Rankings do not credit nation-building: IIT-M

December 28, 2014 10:28 am | Updated 10:28 am IST - CHENNAI:

It was a session of introspection at Indian Institute of Technology, Madras (IIT-M) as alumni quizzed professors on why the institute was not a top-ranked institute globally.

Celebrating Alumni Day on Friday, the 1989 batch wanted to know why the institute was lagging behind other IITs in rankings and sought a performance graph of the departments on campus. Despite the alumni being known for excellence around the world in their chosen field, they could not understand why IITs did not figure in the top 200 list of colleges globally. They got a simple yet straightforward answer — the IITs, particularly IIT-M, believes in nation building.

Explaining the process behind global rankings, David Koilpillai, dean of infrastructure and planning, said the ranking organisations failed to take into consideration various factors, notably the institutes’ contribution to nation-building.

“IIT-M’s participation in the recent GSLV launch and the development of the crew module found no mention in the rankings,” he pointed out. “Also our contribution to DRDO is very important to us as well as nation building. But it is not credited,” he noted.

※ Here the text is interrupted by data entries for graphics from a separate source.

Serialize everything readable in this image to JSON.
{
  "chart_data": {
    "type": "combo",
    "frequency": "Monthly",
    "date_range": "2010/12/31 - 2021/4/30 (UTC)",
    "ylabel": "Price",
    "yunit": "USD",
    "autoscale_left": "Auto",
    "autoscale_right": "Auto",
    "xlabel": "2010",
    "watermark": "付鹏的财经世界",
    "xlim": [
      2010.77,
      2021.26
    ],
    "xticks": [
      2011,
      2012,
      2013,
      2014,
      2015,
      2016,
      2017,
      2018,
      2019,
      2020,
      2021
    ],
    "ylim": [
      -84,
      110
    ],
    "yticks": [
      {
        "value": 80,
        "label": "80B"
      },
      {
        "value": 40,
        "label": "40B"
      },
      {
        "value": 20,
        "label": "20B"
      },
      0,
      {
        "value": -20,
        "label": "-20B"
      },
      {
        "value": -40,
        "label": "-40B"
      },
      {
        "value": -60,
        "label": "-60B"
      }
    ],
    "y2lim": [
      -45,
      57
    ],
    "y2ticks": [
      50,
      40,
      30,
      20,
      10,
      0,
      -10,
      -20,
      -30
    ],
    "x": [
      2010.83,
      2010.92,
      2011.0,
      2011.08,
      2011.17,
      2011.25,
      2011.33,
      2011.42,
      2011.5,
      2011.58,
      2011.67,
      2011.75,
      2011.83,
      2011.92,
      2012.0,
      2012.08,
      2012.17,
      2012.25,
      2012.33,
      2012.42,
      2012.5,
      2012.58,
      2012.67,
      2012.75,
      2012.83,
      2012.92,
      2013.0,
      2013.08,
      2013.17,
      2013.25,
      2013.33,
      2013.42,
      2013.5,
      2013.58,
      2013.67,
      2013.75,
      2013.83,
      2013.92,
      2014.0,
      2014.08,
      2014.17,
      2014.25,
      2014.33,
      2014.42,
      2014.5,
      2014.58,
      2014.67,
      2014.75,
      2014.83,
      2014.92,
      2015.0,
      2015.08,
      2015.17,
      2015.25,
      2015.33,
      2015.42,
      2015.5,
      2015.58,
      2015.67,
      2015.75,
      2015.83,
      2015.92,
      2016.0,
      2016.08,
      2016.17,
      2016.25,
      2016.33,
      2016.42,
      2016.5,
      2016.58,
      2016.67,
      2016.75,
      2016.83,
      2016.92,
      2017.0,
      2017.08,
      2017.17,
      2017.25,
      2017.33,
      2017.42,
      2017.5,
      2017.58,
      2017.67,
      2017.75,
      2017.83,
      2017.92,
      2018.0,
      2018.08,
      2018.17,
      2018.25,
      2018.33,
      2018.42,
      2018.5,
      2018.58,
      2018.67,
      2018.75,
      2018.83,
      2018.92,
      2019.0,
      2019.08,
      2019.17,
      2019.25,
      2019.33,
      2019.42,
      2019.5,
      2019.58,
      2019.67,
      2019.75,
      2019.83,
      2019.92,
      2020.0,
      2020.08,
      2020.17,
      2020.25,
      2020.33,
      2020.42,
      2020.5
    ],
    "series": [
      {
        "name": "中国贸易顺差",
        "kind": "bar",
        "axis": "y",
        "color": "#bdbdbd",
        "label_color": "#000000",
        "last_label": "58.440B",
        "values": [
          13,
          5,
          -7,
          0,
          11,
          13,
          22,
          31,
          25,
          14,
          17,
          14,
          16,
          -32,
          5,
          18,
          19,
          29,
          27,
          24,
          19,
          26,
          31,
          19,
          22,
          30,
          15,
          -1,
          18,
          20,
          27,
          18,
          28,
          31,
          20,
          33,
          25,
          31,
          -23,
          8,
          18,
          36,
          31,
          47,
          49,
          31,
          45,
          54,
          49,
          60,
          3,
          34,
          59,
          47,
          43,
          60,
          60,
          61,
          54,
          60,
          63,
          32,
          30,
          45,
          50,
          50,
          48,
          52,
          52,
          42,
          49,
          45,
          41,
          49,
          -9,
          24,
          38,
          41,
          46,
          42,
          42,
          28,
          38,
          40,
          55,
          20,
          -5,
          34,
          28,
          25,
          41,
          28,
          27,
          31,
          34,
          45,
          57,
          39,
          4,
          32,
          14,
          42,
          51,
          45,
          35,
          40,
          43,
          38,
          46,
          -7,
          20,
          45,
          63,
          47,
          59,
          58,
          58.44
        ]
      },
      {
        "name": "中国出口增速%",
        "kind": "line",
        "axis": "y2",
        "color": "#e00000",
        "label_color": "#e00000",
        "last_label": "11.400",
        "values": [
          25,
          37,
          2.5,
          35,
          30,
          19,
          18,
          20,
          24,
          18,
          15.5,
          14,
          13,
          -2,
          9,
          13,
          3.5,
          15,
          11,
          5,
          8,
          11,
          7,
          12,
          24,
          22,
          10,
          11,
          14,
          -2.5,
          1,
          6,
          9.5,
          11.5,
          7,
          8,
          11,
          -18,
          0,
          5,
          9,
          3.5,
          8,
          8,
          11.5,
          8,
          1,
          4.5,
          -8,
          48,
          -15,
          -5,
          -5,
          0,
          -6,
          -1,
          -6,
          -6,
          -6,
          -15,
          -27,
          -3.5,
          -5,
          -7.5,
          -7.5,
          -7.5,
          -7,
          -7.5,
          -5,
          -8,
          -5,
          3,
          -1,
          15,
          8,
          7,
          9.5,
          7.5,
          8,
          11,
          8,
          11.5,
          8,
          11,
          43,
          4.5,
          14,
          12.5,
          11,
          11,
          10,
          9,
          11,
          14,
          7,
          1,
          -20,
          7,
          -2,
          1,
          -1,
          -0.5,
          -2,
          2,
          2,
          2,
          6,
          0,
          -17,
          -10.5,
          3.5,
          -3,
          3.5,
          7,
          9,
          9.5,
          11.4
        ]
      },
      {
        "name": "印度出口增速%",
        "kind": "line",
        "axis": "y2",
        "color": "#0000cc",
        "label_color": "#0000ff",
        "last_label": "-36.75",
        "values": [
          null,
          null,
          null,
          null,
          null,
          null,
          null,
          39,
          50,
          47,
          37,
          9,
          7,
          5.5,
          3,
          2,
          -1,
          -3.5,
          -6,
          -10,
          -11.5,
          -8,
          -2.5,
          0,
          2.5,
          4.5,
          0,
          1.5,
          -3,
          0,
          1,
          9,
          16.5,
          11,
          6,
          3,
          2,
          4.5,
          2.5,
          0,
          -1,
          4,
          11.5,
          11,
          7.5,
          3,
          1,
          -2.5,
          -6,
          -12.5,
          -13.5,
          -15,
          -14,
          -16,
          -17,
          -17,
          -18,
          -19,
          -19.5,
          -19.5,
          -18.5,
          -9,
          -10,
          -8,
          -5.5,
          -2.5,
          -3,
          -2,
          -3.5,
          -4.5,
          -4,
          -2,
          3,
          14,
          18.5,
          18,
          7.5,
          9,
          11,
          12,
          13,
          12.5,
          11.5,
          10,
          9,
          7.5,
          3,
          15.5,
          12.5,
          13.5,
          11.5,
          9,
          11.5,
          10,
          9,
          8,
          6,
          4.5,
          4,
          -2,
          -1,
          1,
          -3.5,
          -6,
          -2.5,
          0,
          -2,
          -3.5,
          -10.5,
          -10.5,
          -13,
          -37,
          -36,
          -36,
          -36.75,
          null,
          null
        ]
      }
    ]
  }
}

Reiterating the sentiment, IIT-M Director Bhaskar Ramamurthy said there were commercial interests behind the rankings. Some of the best German and French engineering institutions did not figure in the top-ranking colleges in the world.

The rankings were of help to select universities in the U.S., the U.K., Australia and Singapore, he said. “Eighty per cent of the respondents for a survey about the institution are outside the country. We are developing a ranking system for our country with relevant parameters,” Prof. Ramamurthy said, adding that IITs were managing reasonably well because of the alumni.

Alumnus Sridhar Ramaswamy, Senior vice-president of Ads and Commerce at Google, in an interaction with reporters on the sidelines of the meeting also responded in a similar vein, when he said the grounding he got in the institute had helped him when he went to Brown University to pursue a Master’s degree in computer science.